Under the Riemannian metric with its affine invariance, the geometric relationship between covariance matrices within a session is preserved across the transformation A — to first order. The relative positions of left-hand and right-hand imagery covariances on the manifold are more stable than their absolute Euclidean positions. This is why MDM and tangent space classifiers maintain higher classification accuracy across sessions without explicit re-calibration, compared to LDA on CSP log-variance features.
We are not claiming that Riemannian methods make calibration unnecessary. Session-to-session accuracy will still degrade under large distributional shifts — neuroplastic changes over weeks of therapy, major electrode position changes, or significant changes in participant arousal state. What Riemannian geometry provides is a larger envelope of tolerable shift before accuracy falls below acceptable thresholds. In clinical practice, this translates to fewer required recalibration sessions and more consistent decode performance through a session as electrodes drift.
Practical Implementation Notes
Working with Riemannian geometry in Python, the pyriemann library is the essential tool. It integrates cleanly with scikit-learn's pipeline API, which matters for building reproducible preprocessing chains. A typical classification pipeline looks like:
from pyriemann.estimation import Covariances
from pyriemann.classification import MDM
from sklearn.pipeline import make_pipeline
pipeline = make_pipeline(
Covariances(estimator='lwf'), # Ledoit-Wolf regularized covariance
MDM(metric='riemann')
)
pipeline.fit(X_train, y_train)
y_pred = pipeline.predict(X_test)
The choice of covariance estimator matters. For EEG data where the number of time samples per trial is small relative to the number of channels — a common situation with short calibration recordings — the sample covariance matrix is poorly conditioned and its inverse is unreliable. Regularized estimators such as Ledoit-Wolf (lwf) or Tikhonov regularization (oracle approximating shrinkage) improve conditioning at the cost of some bias. In practice, Ledoit-Wolf performs well across most EEG channel counts and trial lengths encountered in clinical BCI.

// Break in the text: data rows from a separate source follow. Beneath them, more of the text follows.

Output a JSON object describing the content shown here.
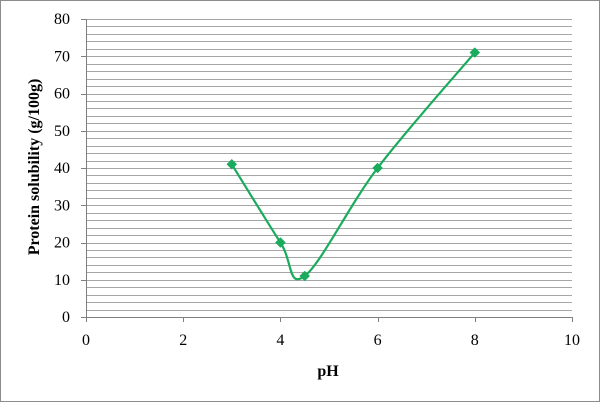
{
  "chart_data": {
    "type": "scatter",
    "title": "",
    "xlabel": "pH",
    "ylabel": "Protein solubility (g/100g)",
    "xlim": [
      0,
      10
    ],
    "ylim": [
      0,
      80
    ],
    "x_ticks": [
      0,
      2,
      4,
      6,
      8,
      10
    ],
    "y_ticks": [
      0,
      10,
      20,
      30,
      40,
      50,
      60,
      70,
      80
    ],
    "minor_gridline_step": 2,
    "grid": true,
    "legend": "none",
    "smoothed_line": true,
    "series": [
      {
        "color": "#1aab5c",
        "marker": "diamond",
        "x": [
          3,
          4,
          4.5,
          6,
          8
        ],
        "y": [
          41,
          20,
          11,
          40,
          71
        ]
      }
    ]
  }
}
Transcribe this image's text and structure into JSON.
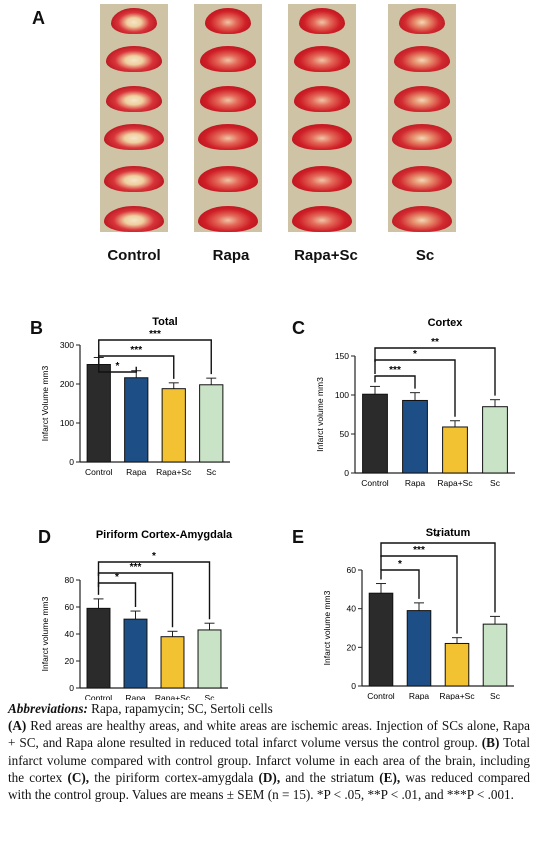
{
  "panel_labels": {
    "a": "A",
    "b": "B",
    "c": "C",
    "d": "D",
    "e": "E"
  },
  "photo_groups": [
    "Control",
    "Rapa",
    "Rapa+Sc",
    "Sc"
  ],
  "colors": {
    "control": "#2b2b2b",
    "rapa": "#1d4e85",
    "rapa_sc": "#f2c232",
    "sc": "#c9e3c6"
  },
  "chart_data": [
    {
      "panel": "B",
      "type": "bar",
      "title": "Total",
      "ylabel": "Infarct Volume mm3",
      "categories": [
        "Control",
        "Rapa",
        "Rapa+Sc",
        "Sc"
      ],
      "values": [
        250,
        216,
        188,
        198
      ],
      "errors": [
        18,
        18,
        15,
        17
      ],
      "ylim": [
        0,
        300
      ],
      "yticks": [
        "0",
        "100",
        "200",
        "300"
      ],
      "significance": [
        "*",
        "***",
        "***"
      ]
    },
    {
      "panel": "C",
      "type": "bar",
      "title": "Cortex",
      "ylabel": "Infarct volume mm3",
      "categories": [
        "Control",
        "Rapa",
        "Rapa+Sc",
        "Sc"
      ],
      "values": [
        101,
        93,
        59,
        85
      ],
      "errors": [
        10,
        10,
        8,
        9
      ],
      "ylim": [
        0,
        150
      ],
      "yticks": [
        "0",
        "50",
        "100",
        "150"
      ],
      "significance": [
        "***",
        "*",
        "**"
      ]
    },
    {
      "panel": "D",
      "type": "bar",
      "title": "Piriform Cortex-Amygdala",
      "ylabel": "Infarct volume mm3",
      "categories": [
        "Control",
        "Rapa",
        "Rapa+Sc",
        "Sc"
      ],
      "values": [
        59,
        51,
        38,
        43
      ],
      "errors": [
        7,
        6,
        4,
        5
      ],
      "ylim": [
        0,
        80
      ],
      "yticks": [
        "0",
        "20",
        "40",
        "60",
        "80"
      ],
      "significance": [
        "*",
        "***",
        "*"
      ]
    },
    {
      "panel": "E",
      "type": "bar",
      "title": "Striatum",
      "ylabel": "Infarct volume mm3",
      "categories": [
        "Control",
        "Rapa",
        "Rapa+Sc",
        "Sc"
      ],
      "values": [
        48,
        39,
        22,
        32
      ],
      "errors": [
        5,
        4,
        3,
        4
      ],
      "ylim": [
        0,
        60
      ],
      "yticks": [
        "0",
        "20",
        "40",
        "60"
      ],
      "significance": [
        "*",
        "***",
        "*"
      ]
    }
  ],
  "caption": {
    "abbr_head": "Abbreviations:",
    "abbr_text": " Rapa, rapamycin; SC, Sertoli cells",
    "a_label": "(A)",
    "a_text": " Red areas are healthy areas, and white areas are ischemic areas. Injection of SCs alone, Rapa + SC, and Rapa alone resulted in reduced total infarct volume versus the control group. ",
    "b_label": "(B)",
    "b_text": " Total infarct volume compared with control group. Infarct volume in each area of the brain, including the cortex ",
    "c_label": "(C),",
    "c_text": " the piriform cortex-amygdala ",
    "d_label": "(D),",
    "d_text": " and the striatum ",
    "e_label": "(E),",
    "e_text": " was reduced compared with the control group. Values are means ± SEM (n = 15). *P < .05, **P < .01, and ***P < .001."
  }
}
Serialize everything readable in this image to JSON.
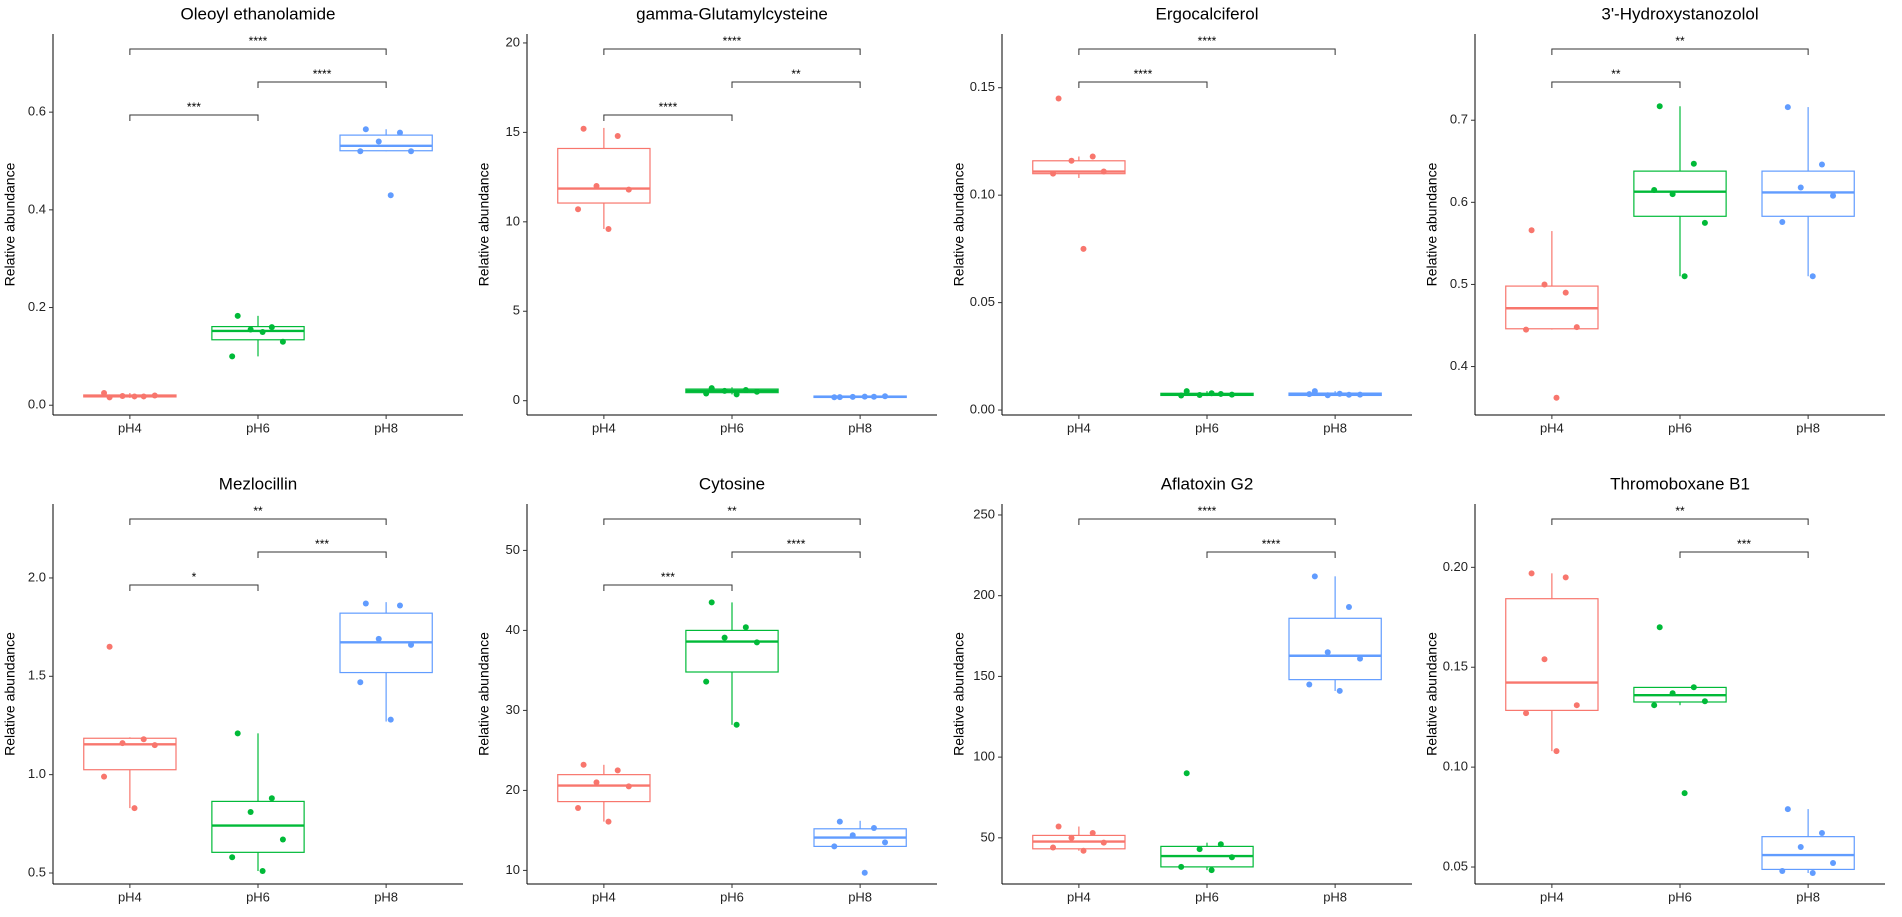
{
  "chart_data": [
    {
      "type": "box",
      "title": "Oleoyl ethanolamide",
      "y_label": "Relative abundance",
      "categories": [
        "pH4",
        "pH6",
        "pH8"
      ],
      "colors": [
        "#f8766d",
        "#00ba38",
        "#619cff"
      ],
      "ylim": [
        -0.02,
        0.76
      ],
      "yticks": [
        {
          "value": 0,
          "label": "0.0"
        },
        0.2,
        0.4,
        0.6
      ],
      "boxes": [
        {
          "min": 0.015,
          "q1": 0.017,
          "median": 0.019,
          "q3": 0.021,
          "max": 0.025,
          "points": [
            0.016,
            0.018,
            0.019,
            0.02,
            0.025,
            0.018
          ]
        },
        {
          "min": 0.1,
          "q1": 0.134,
          "median": 0.152,
          "q3": 0.161,
          "max": 0.183,
          "points": [
            0.183,
            0.16,
            0.155,
            0.13,
            0.1,
            0.15
          ]
        },
        {
          "min": 0.52,
          "q1": 0.521,
          "median": 0.531,
          "q3": 0.553,
          "max": 0.565,
          "points": [
            0.565,
            0.558,
            0.54,
            0.52,
            0.52,
            0.43
          ]
        }
      ],
      "comparisons": [
        {
          "from": "pH4",
          "to": "pH6",
          "label": "***"
        },
        {
          "from": "pH6",
          "to": "pH8",
          "label": "****"
        },
        {
          "from": "pH4",
          "to": "pH8",
          "label": "****"
        }
      ]
    },
    {
      "type": "box",
      "title": "gamma-Glutamylcysteine",
      "y_label": "Relative abundance",
      "categories": [
        "pH4",
        "pH6",
        "pH8"
      ],
      "colors": [
        "#f8766d",
        "#00ba38",
        "#619cff"
      ],
      "ylim": [
        -0.8,
        20.5
      ],
      "yticks": [
        0,
        5,
        10,
        15,
        20
      ],
      "boxes": [
        {
          "min": 9.6,
          "q1": 11.05,
          "median": 11.86,
          "q3": 14.1,
          "max": 15.25,
          "points": [
            15.2,
            14.8,
            12.0,
            11.8,
            10.7,
            9.6
          ]
        },
        {
          "min": 0.35,
          "q1": 0.45,
          "median": 0.55,
          "q3": 0.65,
          "max": 0.75,
          "points": [
            0.7,
            0.6,
            0.55,
            0.5,
            0.4,
            0.35
          ]
        },
        {
          "min": 0.15,
          "q1": 0.18,
          "median": 0.22,
          "q3": 0.26,
          "max": 0.28,
          "points": [
            0.2,
            0.22,
            0.21,
            0.25,
            0.19,
            0.23
          ]
        }
      ],
      "comparisons": [
        {
          "from": "pH4",
          "to": "pH6",
          "label": "****"
        },
        {
          "from": "pH6",
          "to": "pH8",
          "label": "**"
        },
        {
          "from": "pH4",
          "to": "pH8",
          "label": "****"
        }
      ]
    },
    {
      "type": "box",
      "title": "Ergocalciferol",
      "y_label": "Relative abundance",
      "categories": [
        "pH4",
        "pH6",
        "pH8"
      ],
      "colors": [
        "#f8766d",
        "#00ba38",
        "#619cff"
      ],
      "ylim": [
        -0.0023,
        0.175
      ],
      "yticks": [
        {
          "value": 0,
          "label": "0.00"
        },
        0.05,
        {
          "value": 0.1,
          "label": "0.10"
        },
        0.15
      ],
      "boxes": [
        {
          "min": 0.108,
          "q1": 0.11,
          "median": 0.111,
          "q3": 0.116,
          "max": 0.118,
          "points": [
            0.145,
            0.118,
            0.116,
            0.111,
            0.11,
            0.075
          ]
        },
        {
          "min": 0.0065,
          "q1": 0.0068,
          "median": 0.0073,
          "q3": 0.0078,
          "max": 0.0088,
          "points": [
            0.0088,
            0.0075,
            0.007,
            0.0072,
            0.0068,
            0.0078
          ]
        },
        {
          "min": 0.0066,
          "q1": 0.0068,
          "median": 0.0073,
          "q3": 0.0079,
          "max": 0.0088,
          "points": [
            0.0088,
            0.0071,
            0.0069,
            0.0072,
            0.0074,
            0.0076
          ]
        }
      ],
      "comparisons": [
        {
          "from": "pH4",
          "to": "pH6",
          "label": "****"
        },
        {
          "from": "pH4",
          "to": "pH8",
          "label": "****"
        }
      ]
    },
    {
      "type": "box",
      "title": "3'-Hydroxystanozolol",
      "y_label": "Relative abundance",
      "categories": [
        "pH4",
        "pH6",
        "pH8"
      ],
      "colors": [
        "#f8766d",
        "#00ba38",
        "#619cff"
      ],
      "ylim": [
        0.341,
        0.805
      ],
      "yticks": [
        0.4,
        0.5,
        0.6,
        0.7
      ],
      "boxes": [
        {
          "min": 0.445,
          "q1": 0.446,
          "median": 0.471,
          "q3": 0.498,
          "max": 0.565,
          "points": [
            0.566,
            0.49,
            0.5,
            0.448,
            0.445,
            0.362
          ]
        },
        {
          "min": 0.51,
          "q1": 0.583,
          "median": 0.613,
          "q3": 0.638,
          "max": 0.717,
          "points": [
            0.717,
            0.647,
            0.61,
            0.575,
            0.615,
            0.51
          ]
        },
        {
          "min": 0.51,
          "q1": 0.583,
          "median": 0.612,
          "q3": 0.638,
          "max": 0.716,
          "points": [
            0.716,
            0.646,
            0.618,
            0.608,
            0.576,
            0.51
          ]
        }
      ],
      "comparisons": [
        {
          "from": "pH4",
          "to": "pH6",
          "label": "**"
        },
        {
          "from": "pH4",
          "to": "pH8",
          "label": "**"
        }
      ]
    },
    {
      "type": "box",
      "title": "Mezlocillin",
      "y_label": "Relative abundance",
      "categories": [
        "pH4",
        "pH6",
        "pH8"
      ],
      "colors": [
        "#f8766d",
        "#00ba38",
        "#619cff"
      ],
      "ylim": [
        0.444,
        2.376
      ],
      "yticks": [
        0.5,
        {
          "value": 1,
          "label": "1.0"
        },
        1.5,
        {
          "value": 2,
          "label": "2.0"
        }
      ],
      "boxes": [
        {
          "min": 0.83,
          "q1": 1.025,
          "median": 1.154,
          "q3": 1.185,
          "max": 1.19,
          "points": [
            1.65,
            1.18,
            1.16,
            1.15,
            0.99,
            0.83
          ]
        },
        {
          "min": 0.51,
          "q1": 0.605,
          "median": 0.741,
          "q3": 0.864,
          "max": 1.21,
          "points": [
            1.21,
            0.88,
            0.81,
            0.67,
            0.58,
            0.51
          ]
        },
        {
          "min": 1.27,
          "q1": 1.519,
          "median": 1.673,
          "q3": 1.821,
          "max": 1.877,
          "points": [
            1.87,
            1.86,
            1.69,
            1.66,
            1.47,
            1.28
          ]
        }
      ],
      "comparisons": [
        {
          "from": "pH4",
          "to": "pH6",
          "label": "*"
        },
        {
          "from": "pH6",
          "to": "pH8",
          "label": "***"
        },
        {
          "from": "pH4",
          "to": "pH8",
          "label": "**"
        }
      ]
    },
    {
      "type": "box",
      "title": "Cytosine",
      "y_label": "Relative abundance",
      "categories": [
        "pH4",
        "pH6",
        "pH8"
      ],
      "colors": [
        "#f8766d",
        "#00ba38",
        "#619cff"
      ],
      "ylim": [
        8.3,
        55.8
      ],
      "yticks": [
        10,
        20,
        30,
        40,
        50
      ],
      "boxes": [
        {
          "min": 16.1,
          "q1": 18.6,
          "median": 20.6,
          "q3": 21.97,
          "max": 23.2,
          "points": [
            23.2,
            22.5,
            21,
            20.5,
            17.8,
            16.1
          ]
        },
        {
          "min": 28.2,
          "q1": 34.8,
          "median": 38.6,
          "q3": 40,
          "max": 43.5,
          "points": [
            43.5,
            40.4,
            39.1,
            38.5,
            33.6,
            28.2
          ]
        },
        {
          "min": 13.0,
          "q1": 13.0,
          "median": 14.1,
          "q3": 15.2,
          "max": 16.2,
          "points": [
            16.1,
            15.3,
            14.4,
            13.5,
            13.0,
            9.7
          ]
        }
      ],
      "comparisons": [
        {
          "from": "pH4",
          "to": "pH6",
          "label": "***"
        },
        {
          "from": "pH6",
          "to": "pH8",
          "label": "****"
        },
        {
          "from": "pH4",
          "to": "pH8",
          "label": "**"
        }
      ]
    },
    {
      "type": "box",
      "title": "Aflatoxin G2",
      "y_label": "Relative abundance",
      "categories": [
        "pH4",
        "pH6",
        "pH8"
      ],
      "colors": [
        "#f8766d",
        "#00ba38",
        "#619cff"
      ],
      "ylim": [
        21.4,
        256.8
      ],
      "yticks": [
        50,
        100,
        150,
        200,
        250
      ],
      "boxes": [
        {
          "min": 42,
          "q1": 43.2,
          "median": 47.7,
          "q3": 51.5,
          "max": 57,
          "points": [
            57,
            53,
            50,
            47,
            44,
            42
          ]
        },
        {
          "min": 30,
          "q1": 32,
          "median": 38.7,
          "q3": 44.7,
          "max": 47,
          "points": [
            90,
            46,
            43,
            38,
            32,
            30
          ]
        },
        {
          "min": 141,
          "q1": 148,
          "median": 162.8,
          "q3": 186,
          "max": 212,
          "points": [
            212,
            193,
            165,
            161,
            145,
            141
          ]
        }
      ],
      "comparisons": [
        {
          "from": "pH6",
          "to": "pH8",
          "label": "****"
        },
        {
          "from": "pH4",
          "to": "pH8",
          "label": "****"
        }
      ]
    },
    {
      "type": "box",
      "title": "Thromoboxane B1",
      "y_label": "Relative abundance",
      "categories": [
        "pH4",
        "pH6",
        "pH8"
      ],
      "colors": [
        "#f8766d",
        "#00ba38",
        "#619cff"
      ],
      "ylim": [
        0.0415,
        0.2317
      ],
      "yticks": [
        0.05,
        {
          "value": 0.1,
          "label": "0.10"
        },
        0.15,
        {
          "value": 0.2,
          "label": "0.20"
        }
      ],
      "boxes": [
        {
          "min": 0.108,
          "q1": 0.1284,
          "median": 0.1423,
          "q3": 0.1843,
          "max": 0.197,
          "points": [
            0.197,
            0.195,
            0.154,
            0.131,
            0.127,
            0.108
          ]
        },
        {
          "min": 0.131,
          "q1": 0.1326,
          "median": 0.136,
          "q3": 0.1399,
          "max": 0.14,
          "points": [
            0.17,
            0.14,
            0.137,
            0.133,
            0.131,
            0.087
          ]
        },
        {
          "min": 0.047,
          "q1": 0.0488,
          "median": 0.056,
          "q3": 0.0652,
          "max": 0.079,
          "points": [
            0.079,
            0.067,
            0.06,
            0.052,
            0.048,
            0.047
          ]
        }
      ],
      "comparisons": [
        {
          "from": "pH6",
          "to": "pH8",
          "label": "***"
        },
        {
          "from": "pH4",
          "to": "pH8",
          "label": "**"
        }
      ]
    }
  ]
}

For channel counts above ~64, computation of the Riemannian mean can become expensive if not parallelized. In the 16–32 channel range typical of rehabilitation EEG setups, this is not a practical constraint. A 32-channel Riemannian mean computation on modern hardware completes in under 5ms, leaving ample margin in a 100ms end-to-end latency budget.
The moabb (Mother of All BCI Benchmarks) repository provides standardized evaluation protocols for comparing Riemannian and Euclidean classifiers across public EEG datasets. For teams building clinical BCI software, it is worth running systematic benchmarks on MOABB before committing to a classification approach — the performance differences between methods are dataset-dependent, and Riemannian methods do not universally win on every task. Their advantage is most pronounced exactly where it matters for clinical deployment: in cross-session and cross-subject evaluation conditions, rather than within-session held-out test sets.
That distinction — within-session vs. cross-session evaluation — is the most important methodological choice you will make when benchmarking a motor-imagery decoder. Reporting only within-session accuracy is common in research but irrelevant for clinical systems. A decoder that achieves 90% within-session but 65% cross-session is not a clinical decoder. A decoder that achieves 82% within-session and 79% cross-session — as Riemannian approaches consistently demonstrate on open datasets — is.